T. Rowe Price said the use of 401(k) loans reached a nine-year low of 22.5% in 2018, and continued a six-year decline of nearly 10%.
The percentage of participants who took a hardship withdrawal — subject to taxes and penalties — also fell for the ninth consecutive year, declining from 1.9% in 2010 to 1.3% in 2018.
Despite fewer savers tapping their retirement accounts, loan balances and the average amount of hardship withdrawals increased.
“Overall, we’ve seen an increase in positive participant behavior, however there are still opportunities for continued improvement,” said T. Rowe Price’s Kevin Collins.
“Changing employee behavior requires simple solutions and engaging them in a way that motivates them to act.”
One of those solutions is simply nudging new hires into saving without requiring them to act, specifically through auto-enrollment, something the majority of companies now do.
“In plans with auto enrollment we see participation is over 40 percentage points higher than in plans without auto-enrollment,” T. Rowe Price’s Diana Awed told WTOP.
“That’s the difference between 85% of a company’s employees saving for retirement versus 43%.”
Retirement plans are increasingly taking the guesswork out of properly diversifying investments. Target date funds, or those that adjust risk in holdings based on a participant’s projected year of retirement, reached an all-time high 95% of investment options chosen last year.
“They are popular for a very good reason. They are easy for an individual to understand. Most people can easily understand that their investments should change over time as they get closer to, and then live through retirement,” Awed said.
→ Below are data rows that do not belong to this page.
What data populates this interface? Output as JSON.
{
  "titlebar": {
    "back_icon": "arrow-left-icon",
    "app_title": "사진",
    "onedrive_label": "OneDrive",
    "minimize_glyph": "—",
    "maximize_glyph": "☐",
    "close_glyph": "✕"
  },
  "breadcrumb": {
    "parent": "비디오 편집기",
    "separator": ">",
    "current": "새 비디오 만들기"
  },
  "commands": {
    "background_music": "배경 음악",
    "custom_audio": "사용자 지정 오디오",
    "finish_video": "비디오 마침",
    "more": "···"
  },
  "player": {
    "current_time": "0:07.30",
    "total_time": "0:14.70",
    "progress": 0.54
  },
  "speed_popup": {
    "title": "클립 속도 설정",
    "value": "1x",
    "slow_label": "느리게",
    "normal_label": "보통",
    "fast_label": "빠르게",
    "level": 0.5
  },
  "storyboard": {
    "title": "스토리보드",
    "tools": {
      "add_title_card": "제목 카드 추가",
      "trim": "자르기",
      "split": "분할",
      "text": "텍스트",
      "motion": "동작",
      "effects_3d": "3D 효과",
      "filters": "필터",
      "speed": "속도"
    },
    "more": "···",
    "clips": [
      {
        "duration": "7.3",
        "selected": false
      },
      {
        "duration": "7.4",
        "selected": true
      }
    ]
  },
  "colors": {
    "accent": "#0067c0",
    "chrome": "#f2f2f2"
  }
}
Participation rate among employees in 401(k) plans did drop nearly 2% last year, and plans that did not have auto-enrollment saw participation drop more than twice the rate of those with auto-enrollment.
Few employees are able to max out their 401(k) contributions — currently $19,000 a year — but the average pretax deferral rate did increase in 2018 to an all-time high average of 8.6%.
And more employers increased company matches last year. Plans offering a 4% employer match surpassed those offering a 3% match for the first time.
T. Rowe Price is babysitting a lot of retirement nest eggs. Its assets under management now top more than $1 trillion.